Je pousse la porte du toit, où l’air froid de la nuit m’accueille. Le ciel est dégagé, parsemé d’étoiles scintillantes. Ce silence, ce calme, c’est l’instant avant la tempête.
La tempête que je vais déclencher.
Je m’appuie contre la rambarde, réfléchissant aux dernières pièces du puzzle. Ils sont tous là, dans cette partie d’échecs. Arisu, Nagumo, Hashimoto, Ryuen… Ils pensent tous que je suis acculé. Nagumo a déjà commencé à diffuser des rumeurs sur mon prétendu passé avec les yakuzas. Ryuen m’observe de loin, prêt à bondir sur la moindre faiblesse. Hashimoto, quant à lui, joue l’opportuniste, tentant de manipuler Okita pour me déstabiliser.
Mais ils ne comprennent pas.
Ils ne voient pas le vrai piège.
Ils croient que le Wilfried qu’ils voient vaciller est réel. Qu’il est le véritable moi. Ils ne savent pas que ce Wilfried n’est qu’une façade, un leurre conçu pour attirer leur attention.
— "Quand on met en place un piège, on doit être prêt à être pris dedans," murmuré-je pour moi-même. "Mais seulement brièvement. Juste assez pour qu’ils croient avoir gagné."
Je me manipule volontairement dans des situations où mes propres actions semblent contraires à ma nature :
Je prends des décisions inconsidérées.
Je montre des signes d’épuisement.
Je laisse des failles évidentes que je n’aurais jamais laissées avant.

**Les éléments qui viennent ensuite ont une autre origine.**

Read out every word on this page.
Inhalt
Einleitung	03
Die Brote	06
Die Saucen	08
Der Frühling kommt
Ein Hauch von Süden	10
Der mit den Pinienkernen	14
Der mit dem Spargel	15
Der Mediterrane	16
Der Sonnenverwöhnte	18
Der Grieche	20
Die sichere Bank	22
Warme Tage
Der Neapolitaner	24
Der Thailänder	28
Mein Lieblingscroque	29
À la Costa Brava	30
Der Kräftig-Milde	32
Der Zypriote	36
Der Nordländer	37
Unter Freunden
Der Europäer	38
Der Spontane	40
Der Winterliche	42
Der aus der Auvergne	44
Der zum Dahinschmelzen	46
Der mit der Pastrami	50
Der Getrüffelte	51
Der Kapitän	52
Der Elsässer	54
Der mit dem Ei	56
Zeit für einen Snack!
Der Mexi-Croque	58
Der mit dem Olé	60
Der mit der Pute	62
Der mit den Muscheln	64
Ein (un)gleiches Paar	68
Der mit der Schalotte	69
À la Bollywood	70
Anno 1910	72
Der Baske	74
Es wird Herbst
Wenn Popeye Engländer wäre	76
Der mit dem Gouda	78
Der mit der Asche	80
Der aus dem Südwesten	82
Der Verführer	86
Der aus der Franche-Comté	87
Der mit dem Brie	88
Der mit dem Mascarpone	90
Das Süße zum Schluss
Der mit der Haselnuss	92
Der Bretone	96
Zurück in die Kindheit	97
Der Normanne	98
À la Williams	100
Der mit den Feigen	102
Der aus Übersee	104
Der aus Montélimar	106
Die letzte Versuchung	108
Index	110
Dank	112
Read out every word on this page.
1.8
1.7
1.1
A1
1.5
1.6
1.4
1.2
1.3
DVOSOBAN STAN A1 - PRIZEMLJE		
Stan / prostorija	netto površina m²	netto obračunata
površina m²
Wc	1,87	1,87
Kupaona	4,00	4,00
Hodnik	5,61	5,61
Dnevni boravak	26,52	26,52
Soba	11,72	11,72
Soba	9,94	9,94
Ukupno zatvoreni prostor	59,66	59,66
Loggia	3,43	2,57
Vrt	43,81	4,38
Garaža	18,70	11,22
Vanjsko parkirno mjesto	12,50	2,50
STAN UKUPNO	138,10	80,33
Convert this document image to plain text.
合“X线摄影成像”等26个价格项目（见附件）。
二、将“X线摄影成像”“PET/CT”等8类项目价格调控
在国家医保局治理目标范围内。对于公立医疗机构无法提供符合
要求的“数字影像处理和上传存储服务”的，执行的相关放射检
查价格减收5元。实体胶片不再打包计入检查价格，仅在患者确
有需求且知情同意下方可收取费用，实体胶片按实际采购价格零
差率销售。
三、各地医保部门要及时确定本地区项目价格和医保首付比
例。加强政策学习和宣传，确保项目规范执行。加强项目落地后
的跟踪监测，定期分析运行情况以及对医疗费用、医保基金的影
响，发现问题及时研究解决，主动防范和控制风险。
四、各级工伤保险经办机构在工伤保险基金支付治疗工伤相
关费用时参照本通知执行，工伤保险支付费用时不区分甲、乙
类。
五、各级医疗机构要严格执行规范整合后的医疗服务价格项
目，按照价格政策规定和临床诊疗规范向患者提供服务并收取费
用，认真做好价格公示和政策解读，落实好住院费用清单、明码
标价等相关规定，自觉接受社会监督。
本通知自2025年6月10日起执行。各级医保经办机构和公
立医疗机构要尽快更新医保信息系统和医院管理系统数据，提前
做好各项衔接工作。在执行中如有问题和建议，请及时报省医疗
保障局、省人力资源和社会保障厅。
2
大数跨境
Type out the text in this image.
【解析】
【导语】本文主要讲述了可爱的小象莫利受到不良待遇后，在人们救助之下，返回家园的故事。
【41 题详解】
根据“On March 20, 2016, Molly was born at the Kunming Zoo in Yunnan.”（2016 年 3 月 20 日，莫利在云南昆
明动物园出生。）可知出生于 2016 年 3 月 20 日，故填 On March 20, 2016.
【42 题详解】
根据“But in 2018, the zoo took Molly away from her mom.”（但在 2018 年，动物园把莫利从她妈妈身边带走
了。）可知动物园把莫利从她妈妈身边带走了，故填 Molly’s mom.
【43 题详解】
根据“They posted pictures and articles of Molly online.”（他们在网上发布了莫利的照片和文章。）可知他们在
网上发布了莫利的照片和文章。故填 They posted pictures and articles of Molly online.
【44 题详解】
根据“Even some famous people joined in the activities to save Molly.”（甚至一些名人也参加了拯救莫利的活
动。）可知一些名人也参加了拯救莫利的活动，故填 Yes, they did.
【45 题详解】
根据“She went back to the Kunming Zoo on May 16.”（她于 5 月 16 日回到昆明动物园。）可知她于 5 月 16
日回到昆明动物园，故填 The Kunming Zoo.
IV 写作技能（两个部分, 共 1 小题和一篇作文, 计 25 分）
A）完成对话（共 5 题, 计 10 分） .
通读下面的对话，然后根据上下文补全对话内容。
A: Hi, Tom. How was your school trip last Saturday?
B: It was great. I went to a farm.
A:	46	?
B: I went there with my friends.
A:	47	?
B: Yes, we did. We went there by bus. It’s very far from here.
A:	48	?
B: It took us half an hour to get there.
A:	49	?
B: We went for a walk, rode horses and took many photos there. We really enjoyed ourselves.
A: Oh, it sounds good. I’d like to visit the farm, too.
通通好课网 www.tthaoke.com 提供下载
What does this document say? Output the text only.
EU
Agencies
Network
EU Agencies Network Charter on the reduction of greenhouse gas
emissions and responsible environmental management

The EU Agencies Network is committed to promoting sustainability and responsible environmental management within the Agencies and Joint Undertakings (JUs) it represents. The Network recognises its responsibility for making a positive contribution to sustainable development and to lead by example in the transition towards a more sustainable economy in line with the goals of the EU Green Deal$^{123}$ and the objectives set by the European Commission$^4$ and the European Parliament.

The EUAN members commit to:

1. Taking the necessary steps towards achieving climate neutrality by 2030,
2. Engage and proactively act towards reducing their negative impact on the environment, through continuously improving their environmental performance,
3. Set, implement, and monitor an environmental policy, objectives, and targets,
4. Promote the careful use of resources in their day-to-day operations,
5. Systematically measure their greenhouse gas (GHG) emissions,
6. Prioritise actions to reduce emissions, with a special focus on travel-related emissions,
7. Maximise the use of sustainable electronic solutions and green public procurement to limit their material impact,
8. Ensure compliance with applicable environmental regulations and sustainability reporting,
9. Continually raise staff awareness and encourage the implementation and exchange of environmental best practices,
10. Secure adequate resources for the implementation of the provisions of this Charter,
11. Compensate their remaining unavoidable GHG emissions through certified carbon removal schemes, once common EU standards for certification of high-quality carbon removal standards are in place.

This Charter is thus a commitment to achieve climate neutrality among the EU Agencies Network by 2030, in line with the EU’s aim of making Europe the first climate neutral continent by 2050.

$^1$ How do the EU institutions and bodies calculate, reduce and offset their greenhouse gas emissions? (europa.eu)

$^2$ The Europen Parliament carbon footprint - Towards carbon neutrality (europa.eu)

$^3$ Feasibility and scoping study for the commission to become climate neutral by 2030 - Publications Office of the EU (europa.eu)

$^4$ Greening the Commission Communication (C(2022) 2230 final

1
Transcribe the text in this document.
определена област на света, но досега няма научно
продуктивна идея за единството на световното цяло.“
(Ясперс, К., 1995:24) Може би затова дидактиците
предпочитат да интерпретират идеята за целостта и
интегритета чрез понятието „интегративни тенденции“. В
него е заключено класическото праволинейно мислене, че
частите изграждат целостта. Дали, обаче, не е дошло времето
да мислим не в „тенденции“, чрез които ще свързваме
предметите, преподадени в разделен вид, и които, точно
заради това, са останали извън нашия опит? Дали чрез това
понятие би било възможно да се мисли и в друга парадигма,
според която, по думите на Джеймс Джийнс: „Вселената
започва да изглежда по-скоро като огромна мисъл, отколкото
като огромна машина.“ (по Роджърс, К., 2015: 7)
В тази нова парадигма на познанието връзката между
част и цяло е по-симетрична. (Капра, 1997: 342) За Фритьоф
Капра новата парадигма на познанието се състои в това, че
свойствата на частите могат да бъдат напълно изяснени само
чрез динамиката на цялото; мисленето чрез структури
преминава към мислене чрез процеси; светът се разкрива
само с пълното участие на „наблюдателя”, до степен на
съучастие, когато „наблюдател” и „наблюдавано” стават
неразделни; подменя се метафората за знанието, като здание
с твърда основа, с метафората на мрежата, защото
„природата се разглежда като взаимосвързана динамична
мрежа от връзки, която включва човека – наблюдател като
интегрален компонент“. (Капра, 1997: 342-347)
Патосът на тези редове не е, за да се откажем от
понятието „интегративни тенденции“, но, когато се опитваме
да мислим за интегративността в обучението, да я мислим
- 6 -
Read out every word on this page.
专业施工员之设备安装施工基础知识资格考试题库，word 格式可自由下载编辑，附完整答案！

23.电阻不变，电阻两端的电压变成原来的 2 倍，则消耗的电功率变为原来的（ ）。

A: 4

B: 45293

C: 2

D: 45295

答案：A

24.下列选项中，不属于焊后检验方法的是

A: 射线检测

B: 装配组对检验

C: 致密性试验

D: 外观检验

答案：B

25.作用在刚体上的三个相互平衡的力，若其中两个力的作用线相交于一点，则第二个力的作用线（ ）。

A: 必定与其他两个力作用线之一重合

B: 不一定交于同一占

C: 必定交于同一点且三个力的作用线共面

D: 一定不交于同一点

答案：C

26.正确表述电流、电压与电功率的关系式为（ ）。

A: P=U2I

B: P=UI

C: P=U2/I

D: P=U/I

Et eux ? Ils tombent dedans. Lentement, mais sûrement. Ils s’engouffrent dans ces brèches, persuadés que c’est leur chance de me briser.
Le plan est simple : les attirer dans le faux confort de la victoire. Leur laisser croire que, cette fois, ils ont enfin trouvé comment me battre. Mais en réalité… ils ne se battent que contre un fantôme.
Mon téléphone vibre. Un message de Hishida.
“Hashimoto bouge. Arisu a mordu à l’hameçon. Elle pense que tu vas quitter la classe B pour rejoindre la sienne. Ils planifient une confrontation imminente.”
Je souris. Parfait. Tout se met en place.
— "Ils veulent me briser ?" murmuré-je en fixant l’écran. "Ils ne savent pas qu’ils dansent sur un fil tendu au-dessus du vide."
Je me redresse, le vent glissant sur mon visage. Je dois encore tenir quelques jours. Laisser la tension monter, les pousser à devenir impatients, imprudents. Plus ils croiront que je faiblis, plus ils s’exposeront.
Je marche à nouveau, descendant les escaliers. Cette fois, je me dirige vers la salle commune, où quelques élèves de troisième année se regroupent, discutant à voix basse. Je passe à côté d’eux, feignant l’indifférence. Je sais qu’ils m’observent, qu’ils chuchotent déjà sur ma prétendue chute.
C’est exactement ce que je veux.
Je suis à la fois le piège et celui qui tombera dedans en premier.
Mais lorsque je me relèverai… il ne restera plus personne pour me défier.
Le vrai Wilfried…
Celui qui les observe depuis l’ombre, celui qui manipule ses propres faiblesses pour les transformer en armes… lui frappera d’un seul coup.
Un coup unique, parfait, qui les anéantira tous.